Either we have four copies of first inode or - what's much more likely - we're out of luck with this trick. Sadly, it looks like I'll have to read the spec (which is boring) or find another way. I first came across https://github.com/skeledrew/ext4-raw-reader, but it was some ugly Python 2 code and then tried https://github.com/tegrak/Fricando/tree/master/ext4img-parser which didn't seem to get me anywhere either. Then I decided to switch to my second favourite language, which is Rust (and which I'm less fluent at) and after a bit of hacking I managed to run tests for [https://github.com/FauxFaux/ext4-rs](ext4-rs) based on this empty filesystem. Here's the proof:

```
<2> all-types-tiny.img: Directory([DirEntry { inode: 2, file_type: Directory, name: "." }, DirEntry { inode: 2, file_type: Directory, name: ".." }, DirEntry { inode: 11, file_type: Directory, name: "lost+found" }]) Stat { extracted_type: Directory, file_mode: 493, uid: 0, gid: 0, size: 1024, atime: Time { epoch_secs: 1527420384, nanos: None }, ctime: Time { epoch_secs: 1527420384, nanos: None }, mtime: Time { epoch_secs: 1527420384, nanos: None }, btime: None, link_count: 3, xattrs: {} }
<11> all-types-tiny.img/lost+found: Directory([DirEntry { inode: 11, file_type: Directory, name: "." }, DirEntry { inode: 2, file_type: Directory, name: ".." }]) Stat { extracted_type: Directory, file_mode: 448, uid: 0, gid: 0, size: 12288, atime: Time { epoch_secs: 1527420384, nanos: None }, ctime: Time { epoch_secs: 1527420384, nanos: None }, mtime: Time { epoch_secs: 1527420384, nanos: None }, btime: None, link_count: 2, xattrs: {} }
```

I took a leap of faith and decided to read its code.
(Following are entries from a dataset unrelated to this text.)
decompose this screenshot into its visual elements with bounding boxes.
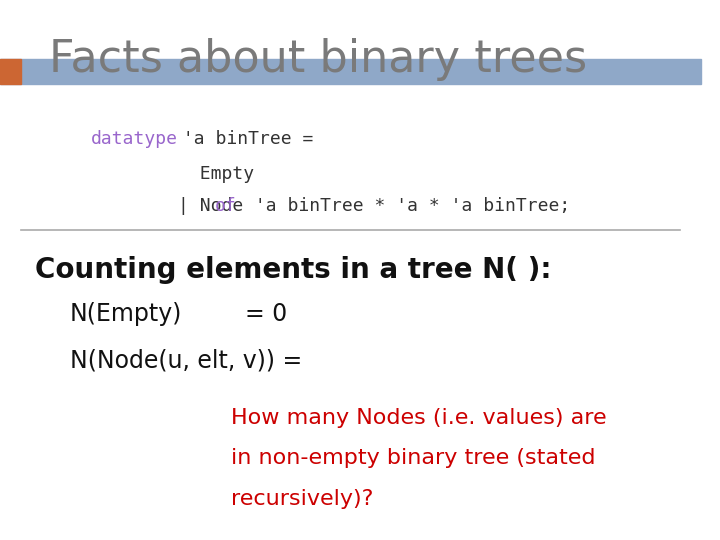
Text: 'a binTree =: 'a binTree = xyxy=(171,130,313,147)
Text: Counting elements in a tree N( ):: Counting elements in a tree N( ): xyxy=(35,256,552,285)
Text: Facts about binary trees: Facts about binary trees xyxy=(49,38,588,81)
Text: | Node: | Node xyxy=(91,197,254,215)
Text: 'a binTree * 'a * 'a binTree;: 'a binTree * 'a * 'a binTree; xyxy=(244,197,570,215)
Text: = 0: = 0 xyxy=(246,302,287,326)
Text: N(Node(u, elt, v)) =: N(Node(u, elt, v)) = xyxy=(70,348,302,372)
Text: of: of xyxy=(215,197,237,215)
Text: N(Empty): N(Empty) xyxy=(70,302,182,326)
Text: Empty: Empty xyxy=(91,165,254,183)
Text: How many Nodes (i.e. values) are: How many Nodes (i.e. values) are xyxy=(231,408,607,428)
Text: datatype: datatype xyxy=(91,130,178,147)
Text: recursively)?: recursively)? xyxy=(231,489,374,509)
Text: in non-empty binary tree (stated: in non-empty binary tree (stated xyxy=(231,448,595,468)
Bar xyxy=(0,59,21,84)
Bar xyxy=(0,59,701,84)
I found that in order to get to an inode, I probably need to parse block group data which is in the next 1024 bytes, so let's see if `parse_ext4_description_at_offset` will get me anywhere:

In [None]:
from pprint import pprint
sblk = parse_ext4_description_at_offset(1024, 'The_Super_Block')
blocks_count = 1  # TODO: got this from ext4-rs, was nontrivial to calculate
groups = []
with open('fs.img', 'rb') as f:
        f.seek(2048)
        for i in range(blocks_count):
            group = parse_ext4_description_at_offset_f(f, 'Block_Group_Descriptors')
            groups.append(group)
            pprint(group)

It seems that we should be looking for the inode at block 35. Let's try:

In [None]:
offset = 1024 * groups[0]['bg_inode_table_lo'][0]
inode_number = sblk['s_first_ino'][0] - 1
offset += (inode_number * sblk['s_inode_size'][0])
parse_ext4_description_at_offset(offset, 'Inode_Table')

Yay! We've got sane `i_mode` (because `oct(16832)` == `'0o40700'`) and it looks like we're on a good way towards actually reading the directory name. We know `i_size_lo = 12288`, but where is it exactly and how to parse it?